Until recently, gyroplanes were usually home-built and operated in rural environments. Technological advances in factory-built light gyroplanes, now allow them to operate from established airfields and in certain circumstances, within controlled airspace.
A gyroplane, is a type of rotorcraft which uses an unpowered rotor in autorotation to develop lift, and an engine-powered propeller, similar to that of a fixed-wing aircraft, to provide thrust. While similar to a helicopter rotor in appearance, the rotor blades of a gyroplane are not powered. The rotor turns because of the passage of air through the rotor from below. A separate engine/propeller provides forward thrust. In the event of an engine failure, the gyroplane will descend, but the main rotor blades will continue to rotate and provide lift due to the continued airflow through them. Throughout flight, the gyroplane is therefore in a continuous state of autorotation and behaves similarly to a fixed wing aircraft, except that its wing rotates.
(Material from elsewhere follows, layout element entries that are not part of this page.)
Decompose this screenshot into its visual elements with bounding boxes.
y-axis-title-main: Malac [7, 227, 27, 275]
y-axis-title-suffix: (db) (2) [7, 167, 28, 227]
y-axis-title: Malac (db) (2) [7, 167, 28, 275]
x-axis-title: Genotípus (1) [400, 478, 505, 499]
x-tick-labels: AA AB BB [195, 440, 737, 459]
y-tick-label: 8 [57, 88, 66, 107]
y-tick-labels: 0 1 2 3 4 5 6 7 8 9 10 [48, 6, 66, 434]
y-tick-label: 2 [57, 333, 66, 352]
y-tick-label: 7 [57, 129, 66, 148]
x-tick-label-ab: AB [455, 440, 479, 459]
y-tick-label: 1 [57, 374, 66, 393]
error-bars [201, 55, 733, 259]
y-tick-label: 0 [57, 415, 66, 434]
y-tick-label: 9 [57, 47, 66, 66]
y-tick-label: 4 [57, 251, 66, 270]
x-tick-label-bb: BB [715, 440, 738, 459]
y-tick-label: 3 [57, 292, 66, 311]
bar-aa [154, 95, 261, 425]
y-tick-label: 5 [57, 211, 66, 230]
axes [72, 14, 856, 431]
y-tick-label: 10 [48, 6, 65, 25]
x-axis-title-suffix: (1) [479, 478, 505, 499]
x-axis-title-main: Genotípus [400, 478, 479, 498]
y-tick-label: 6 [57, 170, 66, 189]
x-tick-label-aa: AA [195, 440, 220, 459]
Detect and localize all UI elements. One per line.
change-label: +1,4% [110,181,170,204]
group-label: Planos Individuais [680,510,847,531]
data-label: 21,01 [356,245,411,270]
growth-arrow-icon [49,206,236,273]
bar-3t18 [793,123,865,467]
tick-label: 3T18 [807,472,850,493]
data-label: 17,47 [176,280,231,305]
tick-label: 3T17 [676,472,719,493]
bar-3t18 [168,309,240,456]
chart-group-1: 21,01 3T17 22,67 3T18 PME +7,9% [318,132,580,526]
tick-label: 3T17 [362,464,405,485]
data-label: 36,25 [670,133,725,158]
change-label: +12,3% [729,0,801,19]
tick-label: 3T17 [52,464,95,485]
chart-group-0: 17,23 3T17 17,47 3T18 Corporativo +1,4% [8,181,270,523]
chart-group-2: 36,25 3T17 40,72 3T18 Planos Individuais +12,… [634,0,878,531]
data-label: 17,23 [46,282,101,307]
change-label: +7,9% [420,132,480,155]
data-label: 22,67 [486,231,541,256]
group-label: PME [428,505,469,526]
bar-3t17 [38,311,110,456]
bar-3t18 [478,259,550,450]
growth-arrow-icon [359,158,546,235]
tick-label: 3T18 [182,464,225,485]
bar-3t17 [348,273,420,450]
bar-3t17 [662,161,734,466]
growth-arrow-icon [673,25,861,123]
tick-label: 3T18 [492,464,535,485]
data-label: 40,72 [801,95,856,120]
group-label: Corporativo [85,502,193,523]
A gyroglider is a gyroplane without an engine and needs to be towed to altitude by some external means. In the past during war time, gyrogliders were towed behind ships and submarines (similar to a kite) to provide an aerial platform and better lookout for an observer.
A self-administering organisation is responsible for administering operational and airworthiness standards and for issuing pilot certificates.